Thursday 11 July 2013

Ilusão

Nos últimos dias tive a sorte de encontrar dois grandes posts no facebook e de ter acabado de ler um livro de Coetzee, todos sobre a ilusão.

Rui Zink escreveu, no seu mural, sobre Lady Macbeth:

Lady Macbeth ... sabia que o cheiro do sangue era mais difícil de lavar das mãos do que o cheiro a merda. Mesmo que este fosse real e o outro (o cheiro do sangue) fosse imaginário. Lady Macbeth era sábia: ela sabia, entre outras coisas, que nada é tão real como aquilo que imaginamos.

Perante um sangue imaginário, que só Lady Macbeth cheira, o mundo, insubstancial na sua mudança permanente, acha que ela está louca. O mundo - quem assiste à peça e além - achará, porventura, que incomodar-se com o cheiro a merda degradável seria mais razoável do que incomodar-se com o cheiro da permanência da culpa e da morte.

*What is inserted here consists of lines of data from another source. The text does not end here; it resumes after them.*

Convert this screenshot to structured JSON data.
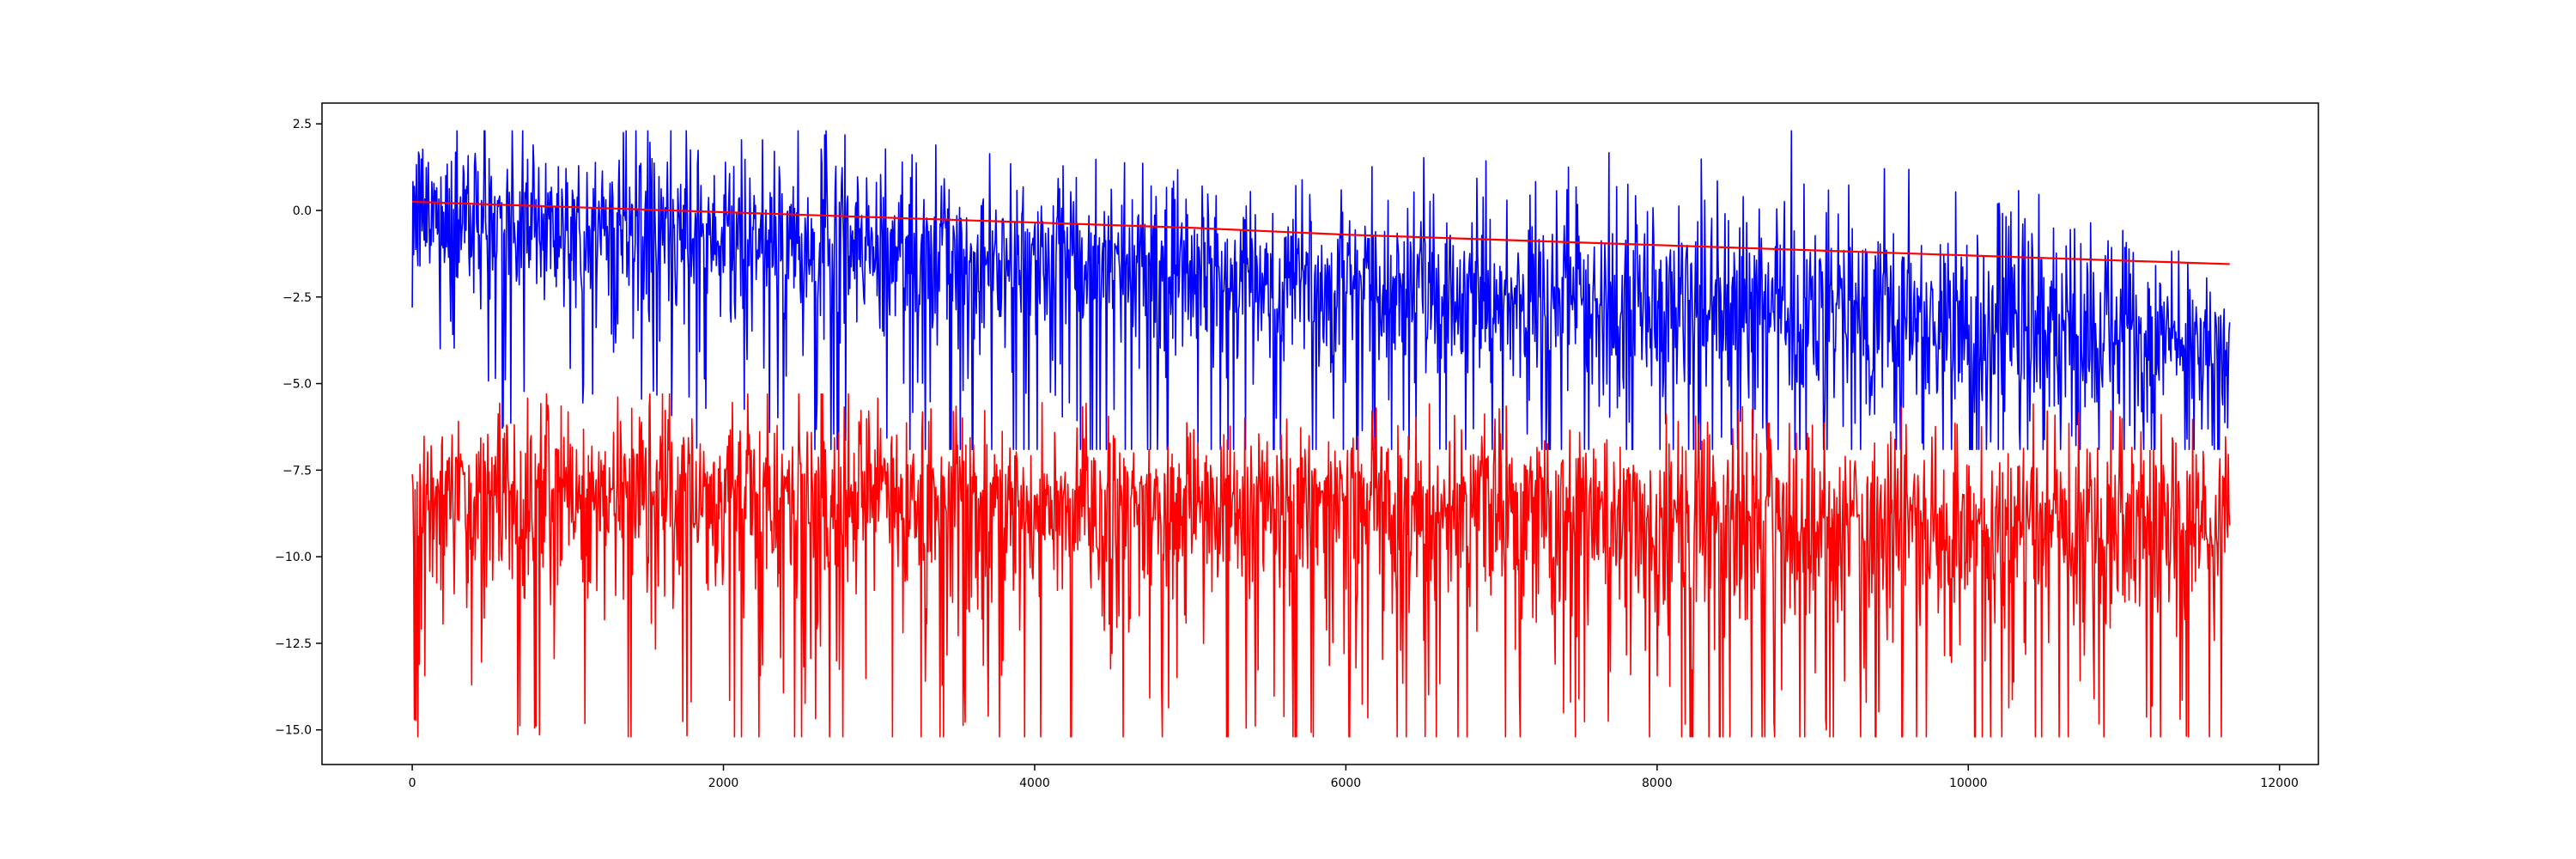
{
  "chart_data": {
    "type": "line",
    "title": "",
    "xlabel": "",
    "ylabel": "",
    "xlim": [
      -580,
      12250
    ],
    "ylim": [
      -16.0,
      3.1
    ],
    "grid": false,
    "legend": "none",
    "xticks": [
      0,
      2000,
      4000,
      6000,
      8000,
      10000,
      12000
    ],
    "xtick_labels": [
      "0",
      "2000",
      "4000",
      "6000",
      "8000",
      "10000",
      "12000"
    ],
    "yticks": [
      2.5,
      0.0,
      -2.5,
      -5.0,
      -7.5,
      -10.0,
      -12.5,
      -15.0
    ],
    "ytick_labels": [
      "2.5",
      "0.0",
      "−2.5",
      "−5.0",
      "−7.5",
      "−10.0",
      "−12.5",
      "−15.0"
    ],
    "series": [
      {
        "color": "#0000ff",
        "style": "noisy",
        "x_range": [
          0,
          11680
        ],
        "approx_mean": [
          [
            0,
            0.0
          ],
          [
            2000,
            -0.8
          ],
          [
            4000,
            -1.4
          ],
          [
            6000,
            -2.1
          ],
          [
            8000,
            -2.8
          ],
          [
            10000,
            -3.3
          ],
          [
            11680,
            -3.7
          ]
        ],
        "approx_band": [
          [
            0,
            -2.5,
            2.3
          ],
          [
            2000,
            -3.5,
            1.9
          ],
          [
            4000,
            -4.8,
            0.7
          ],
          [
            6000,
            -5.4,
            0.5
          ],
          [
            8000,
            -6.0,
            0.3
          ],
          [
            10000,
            -6.3,
            0.0
          ],
          [
            11680,
            -7.0,
            -2.2
          ]
        ],
        "approx_min": -6.9,
        "approx_max": 2.3
      },
      {
        "color": "#ff0000",
        "style": "noisy",
        "x_range": [
          0,
          11680
        ],
        "approx_mean": [
          [
            0,
            -8.3
          ],
          [
            2000,
            -8.1
          ],
          [
            4000,
            -8.6
          ],
          [
            6000,
            -8.4
          ],
          [
            8000,
            -8.9
          ],
          [
            10000,
            -9.1
          ],
          [
            11680,
            -8.9
          ]
        ],
        "approx_band": [
          [
            0,
            -11.5,
            -6.2
          ],
          [
            2000,
            -12.0,
            -5.4
          ],
          [
            4000,
            -12.5,
            -6.4
          ],
          [
            6000,
            -12.2,
            -6.3
          ],
          [
            8000,
            -12.8,
            -6.5
          ],
          [
            10000,
            -13.2,
            -6.6
          ],
          [
            11680,
            -12.0,
            -6.5
          ]
        ],
        "approx_min": -15.2,
        "approx_max": -5.3
      },
      {
        "color": "#ff0000",
        "style": "smooth",
        "x": [
          0,
          1000,
          2000,
          3000,
          4000,
          5000,
          6000,
          7000,
          8000,
          9000,
          10000,
          11000,
          11680
        ],
        "y": [
          0.25,
          0.1,
          -0.05,
          -0.2,
          -0.35,
          -0.5,
          -0.7,
          -0.85,
          -1.0,
          -1.15,
          -1.3,
          -1.45,
          -1.55
        ]
      }
    ]
  }
}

Hoje Joaquim Cardoso Dias cita Marguerite Duras numa frase a que estarei condenado a regressar, como o casal Macbeth regressará sempre à imagem de uma adaga suspensa sobre eles: 

Há ilusões que se parecem com a luz do dia;
quando acabam, tudo com elas desapareceu.

Ilusões que dão momentaneamente realidade à realidade que perece, todos os dias, como a merda. Ilusões - o amor, a fé, o poema - que não se tornam reais com a realidade, mas que tornam realidade as coisas que achamos, erradamente (diria, ilusoriamente), reais. Toda a beleza se manifesta como luz, e não como objeto iluminado. Quando a ilusão se vai, tudo o que é real desaparece.

Por fim, Coetzee denuncia, no waiting for the barbarians, a história de um império num tempo indefinido que luta contra inimigos imaginários porque dessa luta - da ilusão que vem de uma crença de ameaça permanente - depende a sua própria sobrevivência. O império acaba derrotado pela sua própria lógica, condenando à morte milhares de soldados em buscas inglórias dos bárbaros, que nunca aparecem. Escreve Coetzee:

Empire has created the time of history. Empire has located its existence not in the smooth recurrent spinning time of the cycle of the seasons but in the jagged time of rise and fall, of beginning and end, of catastrophe. Empire dooms itself to live in history and plot against history

Para o bem e para o mal, a ilusão não é cíclica, tem um começo e tem um fim. Ao contrário de tudo o resto, que ora está sob a luz do dia, ora está à sombra.